Minimizing over the primal variables gives us the following constraints:
\[b: \lambda^T\mathrm{Diag}(y)1=\lambda^Ty=0\]
\[s: \lambda + \mu=c\mathbf{1}\]
\[w: w = X\mathrm{Diag}(y)\lambda\]

So, \(w\) turns out to be a weighted sum of the data points in the \(X\) matrix. Also, by complementary slackness, the \(\lambda\)'s can be strictly positive only if the corresponding constraint in the primal is satisfied with equality and these data points will form our support vectors.

We will solve the dual problem which can be obtained by simplifying the Lagrangian using the constraints obtained above to get

\[\mathrm{min}_{\lambda}: \frac{1}{2}\lambda^T\mathrm{Diag}(y)\left(X^TX\right)\mathrm{Diag}(y)\lambda - \lambda^T\mathbf{1}\]
\[\mathrm{s.t.}: \lambda^Ty=0\]
\[\mathrm{s.t.}: 0 \le \lambda \le c\mathbf{1}\]

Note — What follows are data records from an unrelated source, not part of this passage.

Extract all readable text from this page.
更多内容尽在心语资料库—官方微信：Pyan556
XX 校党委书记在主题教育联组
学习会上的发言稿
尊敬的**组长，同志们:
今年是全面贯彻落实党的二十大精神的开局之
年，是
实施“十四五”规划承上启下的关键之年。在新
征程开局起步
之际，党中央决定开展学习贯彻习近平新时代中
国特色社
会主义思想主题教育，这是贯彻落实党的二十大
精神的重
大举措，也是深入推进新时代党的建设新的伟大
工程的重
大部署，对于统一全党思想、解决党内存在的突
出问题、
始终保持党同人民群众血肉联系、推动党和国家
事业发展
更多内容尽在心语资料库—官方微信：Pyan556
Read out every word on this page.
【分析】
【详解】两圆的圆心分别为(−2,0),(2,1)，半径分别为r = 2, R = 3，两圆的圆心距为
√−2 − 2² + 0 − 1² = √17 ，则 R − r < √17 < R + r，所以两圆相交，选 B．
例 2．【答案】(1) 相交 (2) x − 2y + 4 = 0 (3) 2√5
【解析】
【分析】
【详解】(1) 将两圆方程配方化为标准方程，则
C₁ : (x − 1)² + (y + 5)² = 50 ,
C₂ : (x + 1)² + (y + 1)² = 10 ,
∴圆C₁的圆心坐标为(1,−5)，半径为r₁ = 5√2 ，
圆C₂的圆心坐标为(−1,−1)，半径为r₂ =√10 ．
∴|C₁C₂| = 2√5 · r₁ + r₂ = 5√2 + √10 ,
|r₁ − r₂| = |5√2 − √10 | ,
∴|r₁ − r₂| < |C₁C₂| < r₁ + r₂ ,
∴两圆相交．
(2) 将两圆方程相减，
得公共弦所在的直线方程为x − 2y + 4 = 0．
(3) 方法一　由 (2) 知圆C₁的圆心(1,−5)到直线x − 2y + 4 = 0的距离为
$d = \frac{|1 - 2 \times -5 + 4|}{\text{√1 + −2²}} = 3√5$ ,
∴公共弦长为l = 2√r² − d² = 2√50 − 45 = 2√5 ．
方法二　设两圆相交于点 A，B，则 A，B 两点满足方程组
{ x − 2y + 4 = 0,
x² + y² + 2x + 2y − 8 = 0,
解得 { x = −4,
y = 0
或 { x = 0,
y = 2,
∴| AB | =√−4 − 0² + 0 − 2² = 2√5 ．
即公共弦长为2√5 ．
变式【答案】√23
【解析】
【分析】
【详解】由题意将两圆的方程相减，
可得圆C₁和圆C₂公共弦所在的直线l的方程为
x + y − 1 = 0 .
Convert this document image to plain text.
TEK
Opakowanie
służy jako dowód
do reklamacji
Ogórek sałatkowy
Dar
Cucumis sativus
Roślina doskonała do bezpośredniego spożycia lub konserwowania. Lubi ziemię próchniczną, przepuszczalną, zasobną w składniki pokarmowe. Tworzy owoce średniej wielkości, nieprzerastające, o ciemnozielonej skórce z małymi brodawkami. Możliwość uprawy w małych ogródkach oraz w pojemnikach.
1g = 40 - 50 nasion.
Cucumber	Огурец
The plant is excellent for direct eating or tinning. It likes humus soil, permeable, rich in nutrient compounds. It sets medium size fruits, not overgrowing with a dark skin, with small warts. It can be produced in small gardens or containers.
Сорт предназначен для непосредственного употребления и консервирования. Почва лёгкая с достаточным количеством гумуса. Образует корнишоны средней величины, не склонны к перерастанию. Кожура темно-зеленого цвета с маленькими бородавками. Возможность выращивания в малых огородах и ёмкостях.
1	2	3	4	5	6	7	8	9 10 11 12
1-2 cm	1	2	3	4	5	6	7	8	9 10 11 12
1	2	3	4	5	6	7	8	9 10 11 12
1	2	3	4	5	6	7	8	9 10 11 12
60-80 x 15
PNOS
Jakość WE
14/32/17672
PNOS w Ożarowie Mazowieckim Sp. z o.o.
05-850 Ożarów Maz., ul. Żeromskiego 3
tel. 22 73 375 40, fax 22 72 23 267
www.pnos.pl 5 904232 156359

Now, the kernel trick is to observe that in the dual problem the data matrix \(X\) only appears in a multiplication with its transpose. The composite \(X^TX\) can be thought of as a matrix where its \((i,j)\) entry is the dot-product \((x_i^Tx_j)\) of the \(i\) and \(j\) data points. Using the kernel trick we replace each entry by a non-linear function \(K(x_i, x_j)\) which can capture the inner product in the higher dimensional feature space. More on kernel functions later.

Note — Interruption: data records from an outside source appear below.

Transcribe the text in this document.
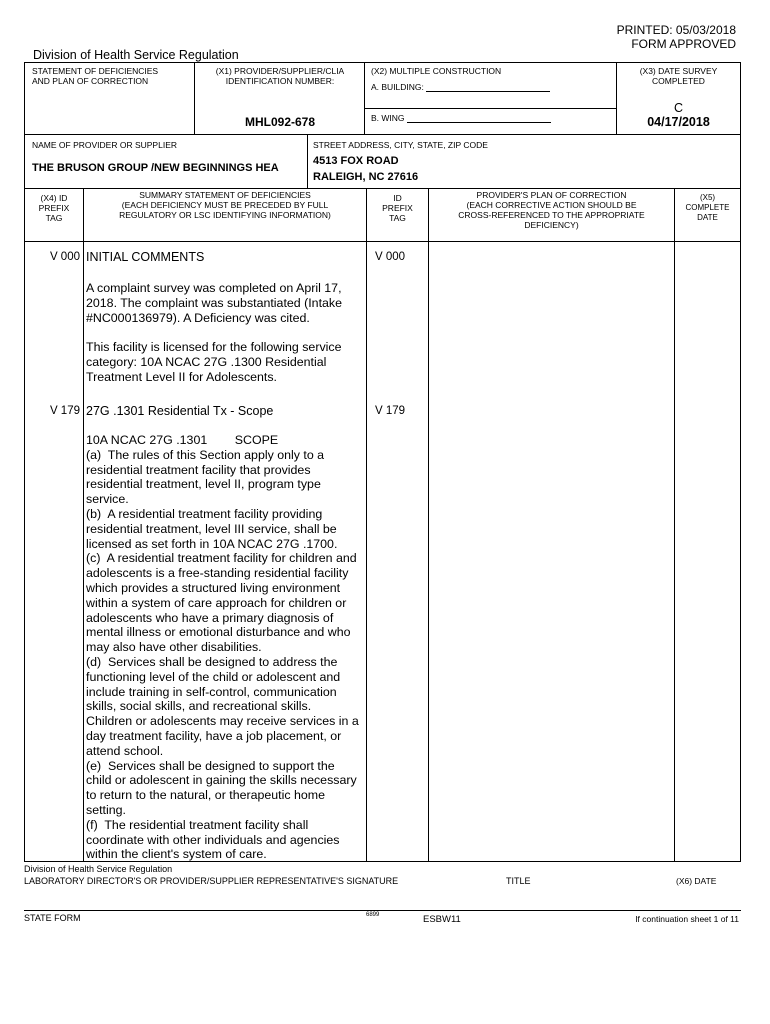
PRINTED: 05/03/2018
FORM APPROVED
Division of Health Service Regulation
STATEMENT OF DEFICIENCIES
AND PLAN OF CORRECTION
(X1) PROVIDER/SUPPLIER/CLIA
IDENTIFICATION NUMBER:
MHL092-678
(X2) MULTIPLE CONSTRUCTION
A. BUILDING:
B. WING
(X3) DATE SURVEY
COMPLETED
C
04/17/2018
NAME OF PROVIDER OR SUPPLIER
THE BRUSON GROUP /NEW BEGINNINGS HEA
STREET ADDRESS, CITY, STATE, ZIP CODE
4513 FOX ROAD
RALEIGH, NC 27616
(X4) ID
PREFIX
TAG
SUMMARY STATEMENT OF DEFICIENCIES
(EACH DEFICIENCY MUST BE PRECEDED BY FULL
REGULATORY OR LSC IDENTIFYING INFORMATION)
ID
PREFIX
TAG
PROVIDER'S PLAN OF CORRECTION
(EACH CORRECTIVE ACTION SHOULD BE
CROSS-REFERENCED TO THE APPROPRIATE
DEFICIENCY)
(X5)
COMPLETE
DATE
V 000 INITIAL COMMENTS	V 000
A complaint survey was completed on April 17,
2018. The complaint was substantiated (Intake
#NC000136979). A Deficiency was cited.
This facility is licensed for the following service
category: 10A NCAC 27G .1300 Residential
Treatment Level II for Adolescents.
V 179 27G .1301 Residential Tx - Scope	V 179
10A NCAC 27G .1301        SCOPE
(a)  The rules of this Section apply only to a
residential treatment facility that provides
residential treatment, level II, program type
service.
(b)  A residential treatment facility providing
residential treatment, level III service, shall be
licensed as set forth in 10A NCAC 27G .1700.
(c)  A residential treatment facility for children and
adolescents is a free-standing residential facility
which provides a structured living environment
within a system of care approach for children or
adolescents who have a primary diagnosis of
mental illness or emotional disturbance and who
may also have other disabilities.
(d)  Services shall be designed to address the
functioning level of the child or adolescent and
include training in self-control, communication
skills, social skills, and recreational skills.
Children or adolescents may receive services in a
day treatment facility, have a job placement, or
attend school.
(e)  Services shall be designed to support the
child or adolescent in gaining the skills necessary
to return to the natural, or therapeutic home
setting.
(f)  The residential treatment facility shall
coordinate with other individuals and agencies
within the client's system of care.
Division of Health Service Regulation
LABORATORY DIRECTOR'S OR PROVIDER/SUPPLIER REPRESENTATIVE'S SIGNATURE	TITLE	(X6) DATE
STATE FORM	6899	ESBW11	If continuation sheet 1 of 11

Another, important thing to note is that is the kernel trick should carry over to the prediction step as well. In the SVM case the prediction is \(\mathrm{sgn}(w^Tx_{test}+b)\). Now, \(w^Tx_{test}=\lambda^T\mathrm{Diag}(y)X^Tx_{test}\) and we see that the data points again only appear as a dot-product which we will replace with the kernel function. The value of \(b\) can be obtained with the data points involved only in dot-products by observing that the the primal classification constraints are satisfied with equality and \(s_i=0\) when we have \(0 \lt \lambda_i \lt c\). When \(0 \lt \lambda\) the constraint \(y_i(w^Tx_i+b)\ge1-s_i\) is satisfied with equality and when \(\lambda \lt c\) we have non-zero value for \(\mu\) which forces \(s_i\) to be zero. In that case we can evaluate \(b=y_i-w^Tx_i\). We already saw that the \(w^Tx_i\) term  involves only dot-products when we plug-in the expression for \(w\).